Running Against the Season
Now let’s pivot to me. I made a commitment—250 kilometers this month. I didn’t whisper it. I didn’t quietly jot it down on a sticky note. I threw it out on social media, because I know myself. Accountability. Public shame is a hell of a motivator.
ChatGPT even told me maybe I should start smaller. Reasonable. Conservative. Screw that. I’m not here for “reasonable.” I’m here to push. Aim big, gain big.
We’re September 3 today. I’m sitting at 28.3 kilometers. That’s two 10.5K runs plus a couple short evening leg-loosener runs. The math says I need 8.6 kilometers a day to hit 250, but the math also says you should take rest days. And math doesn’t run my life.
September’s always a tricky month for me. The air changes. The light feels different. It’s the reminder that summer’s over and winter’s lurking around the corner. And I hate winter. I’ve got SAD—Seasonal Affective Disorder. I know the signs. I know the drill. October’s manageable, November’s gray, December and January are like slogging through a swamp of ice and exhaustion. By February, I start to see cracks of light, March is hopeful, April’s basically a celebration.
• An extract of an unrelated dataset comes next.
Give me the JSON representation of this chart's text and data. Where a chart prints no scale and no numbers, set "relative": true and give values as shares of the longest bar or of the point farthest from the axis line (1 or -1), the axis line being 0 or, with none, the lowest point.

So yeah—September? It’s the gateway drug to the months that mess me up. Which means I fight harder now. I run harder. I train harder. Because when the days get shorter and the nights get longer, I need something in me that isn’t just caffeine and complaints.
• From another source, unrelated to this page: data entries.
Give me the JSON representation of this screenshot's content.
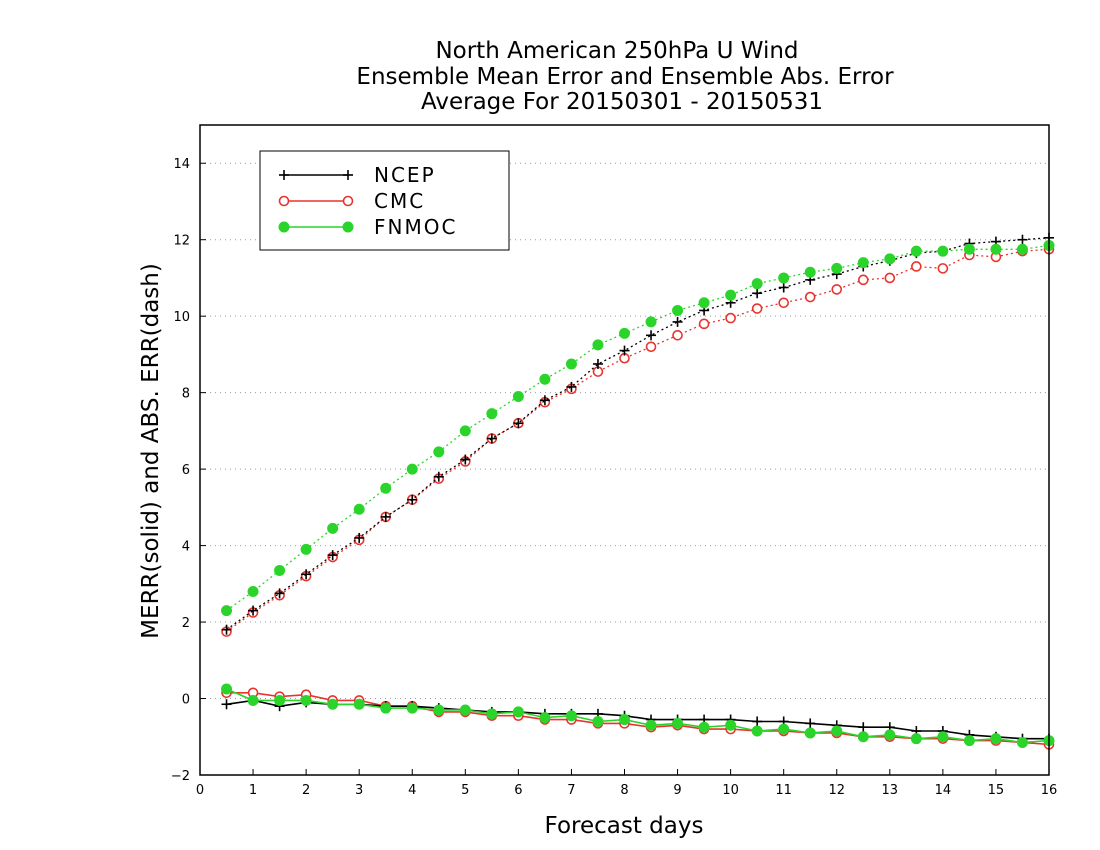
{
  "chart_data": {
    "type": "line",
    "title": [
      "North American 250hPa U Wind",
      "Ensemble Mean Error and Ensemble Abs. Error",
      "Average For 20150301 - 20150531"
    ],
    "xlabel": "Forecast days",
    "ylabel": "MERR(solid) and ABS. ERR(dash)",
    "xlim": [
      0,
      16
    ],
    "ylim": [
      -2,
      15
    ],
    "xticks": [
      0,
      1,
      2,
      3,
      4,
      5,
      6,
      7,
      8,
      9,
      10,
      11,
      12,
      13,
      14,
      15,
      16
    ],
    "yticks": [
      -2,
      0,
      2,
      4,
      6,
      8,
      10,
      12,
      14
    ],
    "grid": "horizontal dotted",
    "legend_position": "top-left",
    "x": [
      0.5,
      1,
      1.5,
      2,
      2.5,
      3,
      3.5,
      4,
      4.5,
      5,
      5.5,
      6,
      6.5,
      7,
      7.5,
      8,
      8.5,
      9,
      9.5,
      10,
      10.5,
      11,
      11.5,
      12,
      12.5,
      13,
      13.5,
      14,
      14.5,
      15,
      15.5,
      16
    ],
    "series": [
      {
        "name": "NCEP",
        "color": "#000000",
        "marker": "plus",
        "mean_error": [
          -0.15,
          -0.05,
          -0.2,
          -0.1,
          -0.15,
          -0.15,
          -0.2,
          -0.2,
          -0.25,
          -0.3,
          -0.35,
          -0.35,
          -0.4,
          -0.4,
          -0.4,
          -0.45,
          -0.55,
          -0.55,
          -0.55,
          -0.55,
          -0.6,
          -0.6,
          -0.65,
          -0.7,
          -0.75,
          -0.75,
          -0.85,
          -0.85,
          -0.95,
          -1.0,
          -1.05,
          -1.05
        ],
        "abs_error": [
          1.8,
          2.3,
          2.75,
          3.25,
          3.75,
          4.2,
          4.75,
          5.2,
          5.8,
          6.25,
          6.8,
          7.2,
          7.8,
          8.15,
          8.75,
          9.1,
          9.5,
          9.85,
          10.15,
          10.35,
          10.6,
          10.75,
          10.95,
          11.1,
          11.3,
          11.45,
          11.65,
          11.7,
          11.9,
          11.95,
          12.0,
          12.05
        ]
      },
      {
        "name": "CMC",
        "color": "#e8342f",
        "marker": "open-circle",
        "mean_error": [
          0.15,
          0.15,
          0.05,
          0.1,
          -0.05,
          -0.05,
          -0.2,
          -0.2,
          -0.35,
          -0.35,
          -0.45,
          -0.45,
          -0.55,
          -0.55,
          -0.65,
          -0.65,
          -0.75,
          -0.7,
          -0.8,
          -0.8,
          -0.85,
          -0.85,
          -0.9,
          -0.9,
          -1.0,
          -1.0,
          -1.05,
          -1.05,
          -1.1,
          -1.1,
          -1.15,
          -1.2
        ],
        "abs_error": [
          1.75,
          2.25,
          2.7,
          3.2,
          3.7,
          4.15,
          4.75,
          5.2,
          5.75,
          6.2,
          6.8,
          7.2,
          7.75,
          8.1,
          8.55,
          8.9,
          9.2,
          9.5,
          9.8,
          9.95,
          10.2,
          10.35,
          10.5,
          10.7,
          10.95,
          11.0,
          11.3,
          11.25,
          11.6,
          11.55,
          11.7,
          11.75
        ]
      },
      {
        "name": "FNMOC",
        "color": "#2bd42b",
        "marker": "filled-circle",
        "mean_error": [
          0.25,
          -0.05,
          -0.05,
          -0.05,
          -0.15,
          -0.15,
          -0.25,
          -0.25,
          -0.3,
          -0.3,
          -0.4,
          -0.35,
          -0.5,
          -0.45,
          -0.6,
          -0.55,
          -0.7,
          -0.65,
          -0.75,
          -0.7,
          -0.85,
          -0.8,
          -0.9,
          -0.85,
          -1.0,
          -0.95,
          -1.05,
          -1.0,
          -1.1,
          -1.05,
          -1.15,
          -1.1
        ],
        "abs_error": [
          2.3,
          2.8,
          3.35,
          3.9,
          4.45,
          4.95,
          5.5,
          6.0,
          6.45,
          7.0,
          7.45,
          7.9,
          8.35,
          8.75,
          9.25,
          9.55,
          9.85,
          10.15,
          10.35,
          10.55,
          10.85,
          11.0,
          11.15,
          11.25,
          11.4,
          11.5,
          11.7,
          11.7,
          11.75,
          11.75,
          11.75,
          11.85
        ]
      }
    ]
  }
}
And if I’m being honest? I don’t want to be the grumpy guy. I don’t want to be the dad snapping over stupid things, the husband sulking because of nothing, the guy who’s just angry for no reason. That anger—it comes from somewhere deeper. I don’t need to dissect it. I just need to outrun it.
In a Nutshell
So here we are. Episode 15. A random biker reminded me that some rules are optional. Work is chaos but wrapping up. Ethan’s coming back. I’m chasing 250 kilometers. And I’m bracing myself for the season that always tests me.
But I’ll say this: I’m not backing down. Not this time. If September wants to take a swing at me, I’m swinging back—with a sidecar, a pair of running shoes, and a stubborn streak a mile wide.